With parents reacting or, dare I say it, over-reacting to regulations imposed upon their children, it sends a very clear message to the child that they need not have any respect for the authority of their teachers. If Mum and Dad jump to their defense each time they are reprimanded, it not only makes for a very vulnerable teacher but it is highly unproductive for the development of a child. Their capacity to learn boundaries and ascertain an appropriate understanding of action equals consequence is greatly compromised.
I am not saying for a second that we should not listen to our child if they feel as if they are being unfairly treated. What is paramount, as a parent, is to challenge the child to explore their own behaviour and how that behaviour may have led to the situation they find themselves in.
In my experience, one of the greatest issues affecting our young people today is an inability to be accountable for their actions and take adequate responsibility for themselves. This, in turn, can lead to a lack of resilience as they have no capacity to learn from or overcome issues that are actually within their control.

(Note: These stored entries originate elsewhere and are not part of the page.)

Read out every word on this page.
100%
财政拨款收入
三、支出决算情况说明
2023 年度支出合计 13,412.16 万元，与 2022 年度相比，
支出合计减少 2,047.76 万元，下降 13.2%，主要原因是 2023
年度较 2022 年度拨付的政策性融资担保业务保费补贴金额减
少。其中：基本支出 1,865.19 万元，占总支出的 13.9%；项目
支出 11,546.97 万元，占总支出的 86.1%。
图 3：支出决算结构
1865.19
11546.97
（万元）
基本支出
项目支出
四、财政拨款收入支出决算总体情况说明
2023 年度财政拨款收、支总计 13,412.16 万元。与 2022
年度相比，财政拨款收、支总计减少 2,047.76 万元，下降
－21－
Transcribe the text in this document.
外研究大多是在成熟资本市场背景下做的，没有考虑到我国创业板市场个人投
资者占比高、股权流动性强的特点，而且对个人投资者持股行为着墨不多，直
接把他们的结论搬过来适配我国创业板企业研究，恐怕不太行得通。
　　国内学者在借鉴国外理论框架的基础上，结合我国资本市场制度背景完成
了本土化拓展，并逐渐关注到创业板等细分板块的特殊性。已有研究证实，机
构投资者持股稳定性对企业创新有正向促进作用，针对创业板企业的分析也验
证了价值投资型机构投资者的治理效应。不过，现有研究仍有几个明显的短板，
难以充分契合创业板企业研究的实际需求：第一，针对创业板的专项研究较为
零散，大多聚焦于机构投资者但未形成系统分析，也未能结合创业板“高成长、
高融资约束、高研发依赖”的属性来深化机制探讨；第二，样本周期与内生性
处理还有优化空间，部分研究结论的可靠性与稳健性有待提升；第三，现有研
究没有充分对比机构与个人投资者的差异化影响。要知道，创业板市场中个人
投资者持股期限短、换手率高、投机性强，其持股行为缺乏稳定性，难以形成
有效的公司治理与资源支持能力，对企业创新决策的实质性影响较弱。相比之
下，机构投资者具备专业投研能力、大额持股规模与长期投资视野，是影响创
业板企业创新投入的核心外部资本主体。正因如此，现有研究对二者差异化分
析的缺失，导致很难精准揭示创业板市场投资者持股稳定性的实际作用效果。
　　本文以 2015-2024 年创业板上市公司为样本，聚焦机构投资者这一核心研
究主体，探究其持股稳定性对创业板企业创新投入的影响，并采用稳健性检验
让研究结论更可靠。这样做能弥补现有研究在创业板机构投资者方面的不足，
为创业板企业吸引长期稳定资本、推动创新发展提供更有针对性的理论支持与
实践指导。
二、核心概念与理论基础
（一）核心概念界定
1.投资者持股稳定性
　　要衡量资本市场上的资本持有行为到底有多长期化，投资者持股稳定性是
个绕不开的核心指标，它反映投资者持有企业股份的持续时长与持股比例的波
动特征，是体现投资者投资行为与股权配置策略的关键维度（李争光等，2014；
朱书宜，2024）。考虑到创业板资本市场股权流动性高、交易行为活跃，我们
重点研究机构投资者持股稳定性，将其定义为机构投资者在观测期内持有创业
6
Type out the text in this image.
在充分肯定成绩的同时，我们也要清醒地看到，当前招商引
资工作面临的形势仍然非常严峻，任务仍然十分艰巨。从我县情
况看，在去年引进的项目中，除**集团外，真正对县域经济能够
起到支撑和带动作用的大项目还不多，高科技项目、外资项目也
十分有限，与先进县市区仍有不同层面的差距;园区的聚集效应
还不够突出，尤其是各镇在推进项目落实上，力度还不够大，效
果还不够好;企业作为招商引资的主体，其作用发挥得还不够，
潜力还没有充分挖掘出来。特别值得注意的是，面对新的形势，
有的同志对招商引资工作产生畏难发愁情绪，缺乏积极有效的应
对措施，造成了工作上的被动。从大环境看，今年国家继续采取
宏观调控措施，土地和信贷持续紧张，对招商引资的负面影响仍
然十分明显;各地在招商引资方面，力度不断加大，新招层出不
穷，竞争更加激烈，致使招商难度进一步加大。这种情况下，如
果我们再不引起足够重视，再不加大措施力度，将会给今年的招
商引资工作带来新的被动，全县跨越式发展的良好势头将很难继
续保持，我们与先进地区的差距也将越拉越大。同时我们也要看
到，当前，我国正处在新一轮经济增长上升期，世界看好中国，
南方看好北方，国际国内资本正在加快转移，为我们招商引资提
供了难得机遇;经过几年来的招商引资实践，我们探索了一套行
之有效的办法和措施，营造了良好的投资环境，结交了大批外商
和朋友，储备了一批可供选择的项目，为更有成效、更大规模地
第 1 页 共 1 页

Basically, if you are a parent who seeks to constantly hold others accountable for the behaviour of your child, you are teaching your child the exact same method of response. As a Mother of four I understand that, as parents, we would do anything to protect our children. I would say that one of the most challenging and ongoing issues we face is stepping back and allowing our children to endure consequences. As painful as this is at the time, it is far less brutal than dealing with a teenager incapable of grasping the basic elements of respect, accountability and resilience. Trust me when I say, you do not want to end up here!